Bawaslu Badung Sosialisasikan Netralitas dan Teken MoU PEDESTAL Bersama Pemerintah Desa Pangsan
|
Badung, Bawaslu Badung - Komitmen menjaga netralitas pemerintah desa sebagai salah satu pilar penyelenggaraan demokrasi terus diperkuat oleh Bawaslu Kabupaten Badung. Melalui Sosialisasi dan Penandatanganan Nota Kesepahaman (MoU) Program PEDESTAL (Pemerintah Desa yang Netral) bersama Pemerintah Desa Pangsan, Kecamatan Petang, Rabu (8/7/2026), Bawaslu Badung mengajak perangkat desa untuk memahami sekaligus mengimplementasikan prinsip netralitas dalam menjalankan tugas pelayanan kepada masyarakat.
Ketua Bawaslu Kabupaten Badung, I Wayan Semara Cipta, membuka kegiatan sekaligus menyampaikan bahwa sosialisasi tersebut merupakan bagian dari strategi pencegahan yang dilakukan Bawaslu untuk meminimalisir kerawanan pelanggaran netralitas seperti yang pernah terjadi di Pemilihan 2024. “Program PEDESTAL kami laksanakan sebagai upaya pencegahan terhadap pelanggaran netralitas pemerintah desa. Pada Pemilihan Tahun 2024 masih terdapat pelanggaran terkait netralitas, sehingga kami berharap melalui sosialisasi ini hal serupa tidak kembali terjadi pada penyelenggaraan pemilu berikutnya,” ujar Semara Cipta.
Dalam kesempatan tersebut, Anggota Bawaslu Kabupaten Badung, I Putu Hery Indrawan, memaparkan materi mengenai arti netralitas beserta implementasinya dalam kehidupan sehari-hari sebagai perangkat desa. “Netral itu artinya tidak memihak dan tidak berpihak, dalam hal ini kepada peserta pemilu. Contoh paling sederhana yang bisa dilakukan, walaupun kita punya hak pilih, Bapak-bapak jangan mempengaruhi pilihan Bapak kepada orang lain,” jelas Hery.
Hery menambahkan, penerapan netralitas bukan hanya sebatas tidak terlibat dalam kegiatan politik praktis, tetapi juga menjaga sikap, ucapan, maupun tindakan agar tidak menimbulkan keberpihakan terhadap peserta pemilu tertentu.
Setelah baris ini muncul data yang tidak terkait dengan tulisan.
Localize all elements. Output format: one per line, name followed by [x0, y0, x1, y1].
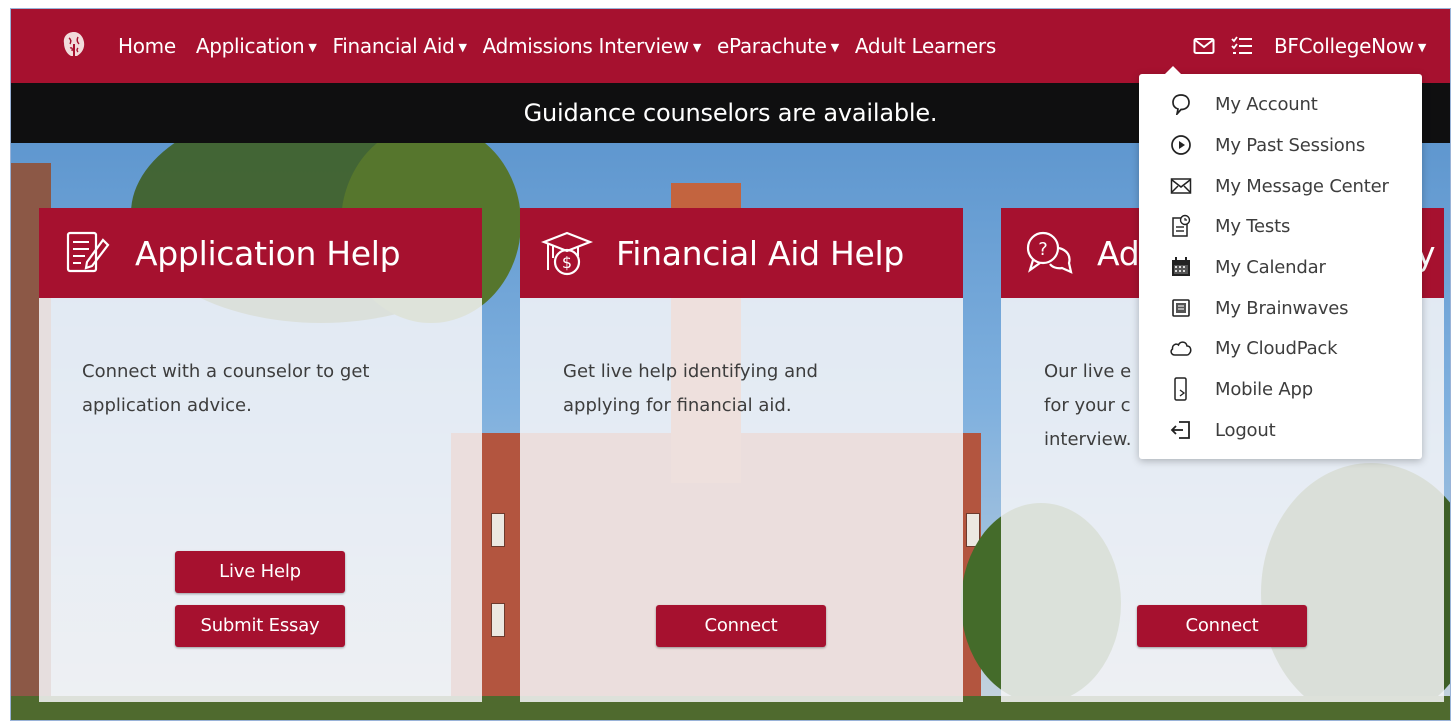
menu-item-mobile-app[interactable]: Mobile App	[1139, 369, 1422, 409]
menu-item-label: My Calendar	[1215, 256, 1326, 278]
menu-item-my-tests[interactable]: My Tests	[1139, 206, 1422, 246]
connect-button[interactable]: Connect	[1137, 605, 1307, 647]
card-header: $ Financial Aid Help	[520, 208, 963, 298]
menu-item-label: My Account	[1215, 93, 1318, 115]
task-list-icon[interactable]	[1230, 35, 1254, 57]
nav-home-label: Home	[118, 34, 176, 58]
menu-item-label: My Past Sessions	[1215, 134, 1365, 156]
play-circle-icon	[1169, 133, 1193, 157]
nav-application[interactable]: Application ▼	[196, 34, 327, 58]
submit-essay-button[interactable]: Submit Essay	[175, 605, 345, 647]
chat-question-icon: ?	[1021, 226, 1075, 280]
caret-down-icon: ▼	[458, 41, 467, 54]
announcement-text: Guidance counselors are available.	[523, 99, 938, 127]
menu-item-label: Mobile App	[1215, 378, 1313, 400]
menu-item-my-brainwaves[interactable]: My Brainwaves	[1139, 288, 1422, 328]
nav-adult-learners-label: Adult Learners	[854, 34, 996, 58]
user-menu-toggle[interactable]: BFCollegeNow ▼	[1274, 34, 1426, 58]
nav-eparachute-label: eParachute	[716, 34, 827, 58]
top-navbar: Home Application ▼ Financial Aid ▼ Admissi…	[11, 9, 1450, 83]
menu-item-logout[interactable]: Logout	[1139, 410, 1422, 450]
user-dropdown-menu: My Account My Past Sessions My Message C…	[1139, 74, 1422, 459]
connect-button[interactable]: Connect	[656, 605, 826, 647]
main-nav: Home Application ▼ Financial Aid ▼ Admissi…	[118, 9, 1006, 83]
nav-admissions-interview-label: Admissions Interview	[482, 34, 689, 58]
nav-financial-aid-label: Financial Aid	[332, 34, 455, 58]
caret-down-icon: ▼	[308, 41, 317, 54]
graduation-cap-dollar-icon: $	[540, 226, 594, 280]
card-description: Connect with a counselor to get applicat…	[82, 361, 370, 416]
test-clipboard-icon	[1169, 214, 1193, 238]
envelope-icon[interactable]	[1192, 35, 1216, 57]
app-frame: Home Application ▼ Financial Aid ▼ Admissi…	[10, 8, 1451, 721]
envelope-icon	[1169, 174, 1193, 198]
menu-item-my-calendar[interactable]: My Calendar	[1139, 247, 1422, 287]
user-name: BFCollegeNow	[1274, 34, 1414, 58]
nav-right-tools: BFCollegeNow ▼	[1192, 9, 1426, 83]
card-title: Application Help	[135, 233, 401, 273]
live-help-button[interactable]: Live Help	[175, 551, 345, 593]
logout-icon	[1169, 418, 1193, 442]
card-title: Financial Aid Help	[616, 233, 905, 273]
svg-text:?: ?	[1038, 239, 1048, 260]
nav-financial-aid[interactable]: Financial Aid ▼	[333, 34, 477, 58]
menu-item-label: Logout	[1215, 419, 1276, 441]
svg-text:$: $	[562, 253, 572, 272]
caret-down-icon: ▼	[692, 41, 701, 54]
menu-item-label: My Tests	[1215, 215, 1291, 237]
menu-item-my-past-sessions[interactable]: My Past Sessions	[1139, 125, 1422, 165]
menu-item-label: My Brainwaves	[1215, 297, 1349, 319]
menu-item-my-message-center[interactable]: My Message Center	[1139, 166, 1422, 206]
document-pen-icon	[59, 226, 113, 280]
calendar-icon	[1169, 255, 1193, 279]
nav-admissions-interview[interactable]: Admissions Interview ▼	[483, 34, 711, 58]
nav-eparachute[interactable]: eParachute ▼	[717, 34, 849, 58]
cloud-icon	[1169, 336, 1193, 360]
card-header: Application Help	[39, 208, 482, 298]
nav-home[interactable]: Home	[118, 34, 186, 58]
caret-down-icon: ▼	[1417, 41, 1426, 54]
application-help-card: Application Help Connect with a counselo…	[39, 208, 482, 702]
menu-item-my-cloudpack[interactable]: My CloudPack	[1139, 328, 1422, 368]
brain-logo-icon[interactable]	[61, 30, 87, 58]
nav-application-label: Application	[195, 34, 305, 58]
card-description: Get live help identifying and applying f…	[563, 361, 818, 416]
nav-adult-learners[interactable]: Adult Learners	[855, 34, 1006, 58]
notepad-icon	[1169, 296, 1193, 320]
menu-item-my-account[interactable]: My Account	[1139, 84, 1422, 124]
speech-bubble-icon	[1169, 92, 1193, 116]
caret-down-icon: ▼	[830, 41, 839, 54]
menu-item-label: My CloudPack	[1215, 337, 1338, 359]
menu-item-label: My Message Center	[1215, 175, 1389, 197]
financial-aid-help-card: $ Financial Aid Help Get live help ident…	[520, 208, 963, 702]
card-title: Ad	[1097, 233, 1140, 273]
dropdown-caret	[1164, 66, 1182, 75]
mobile-phone-icon	[1169, 377, 1193, 401]
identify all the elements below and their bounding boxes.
Sebagai bagian dari penguatan layanan informasi kepada masyarakat, Bawaslu Kabupaten Badung juga menyerahkan barcode layanan informasi kepada Pemerintah Desa Pangsan. Barcode tersebut menjadi media interaksi antara Bawaslu dengan masyarakat, khususnya pemerintah desa, untuk mengakses berbagai informasi seperti produk hukum, layanan Pejabat Pengelola Informasi dan Dokumentasi (PPID), serta informasi kepemiluan lainnya. “Barcode ini menjadi media interaksi Bawaslu dengan masyarakat di desa, khususnya pemerintah desa. Di dalamnya terdapat berbagai informasi, mulai dari produk hukum hingga akses layanan PPID yang dapat dimanfaatkan masyarakat,” ujar Hery.
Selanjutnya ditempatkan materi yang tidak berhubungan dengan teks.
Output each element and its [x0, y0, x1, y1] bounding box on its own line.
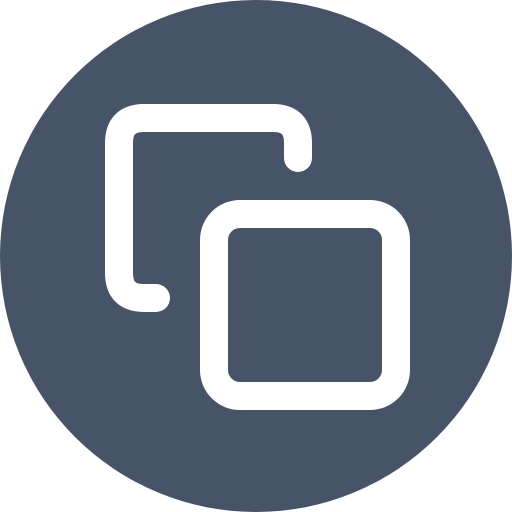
icon-background-circle [0, 0, 512, 512]
copy-icon [0, 0, 512, 512]
copy-icon-button[interactable] [0, 0, 512, 512]
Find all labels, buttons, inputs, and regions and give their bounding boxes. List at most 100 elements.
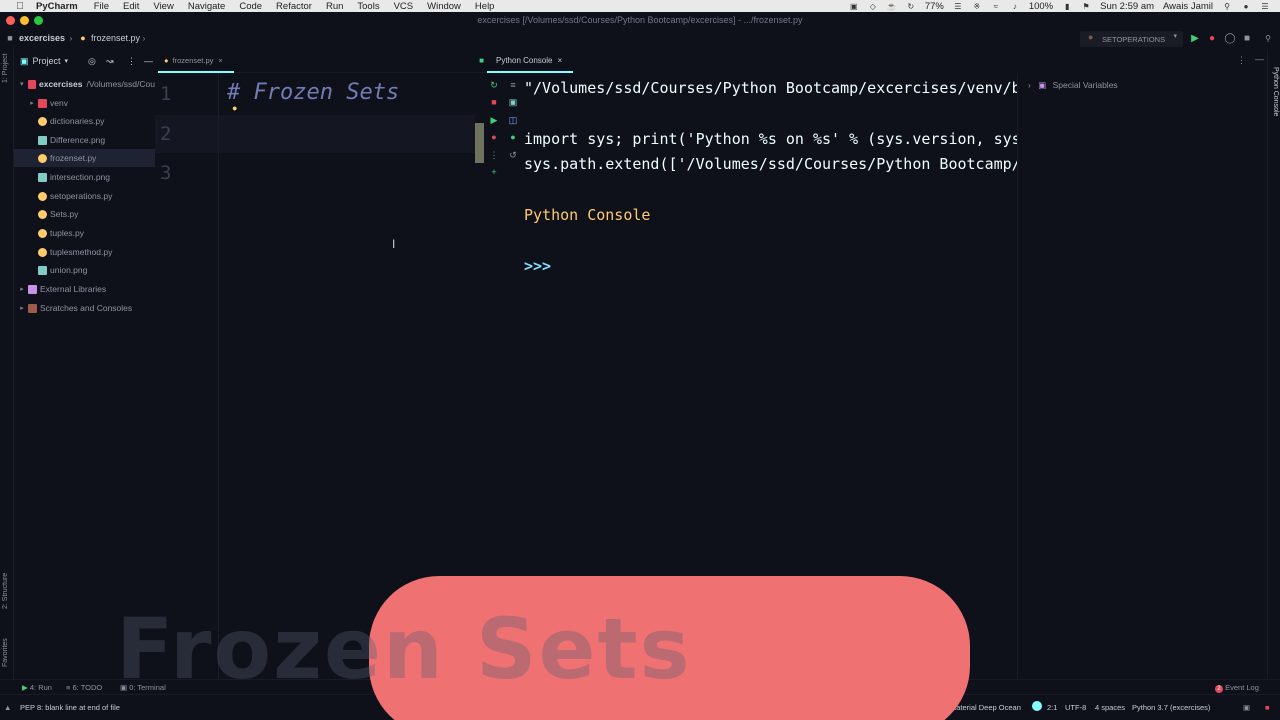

Sementara itu, Sekretaris Desa Pangsan, I Gusti Ngurah Made Bawa menyambut baik pelaksanaan sosialisasi dan penandatanganan MoU PEDESTAL. Ia mengapresiasi program Bawaslu Kabupaten Badung dalam memberikan pemahaman mengenai pentingnya netralitas bagi pemerintah desa. “Kami menyambut baik kegiatan ini karena memberikan pemahaman yang semakin kuat mengenai netralitas. Kami menyadari bahwa sebagai perangkat desa, kami harus bersikap netral dalam memberikan pelayanan publik kepada seluruh masyarakat tanpa membedakan pilihan politik,” ujarnya.
Melalui Program PEDESTAL, Bawaslu Kabupaten Badung berharap terbangun komitmen bersama antara Bawaslu dan pemerintah desa dalam menjaga netralitas aparatur desa, sehingga dapat mendukung terciptanya penyelenggaraan Pemilu dan Pemilihan yang demokratis, berintegritas, serta berkeadilan.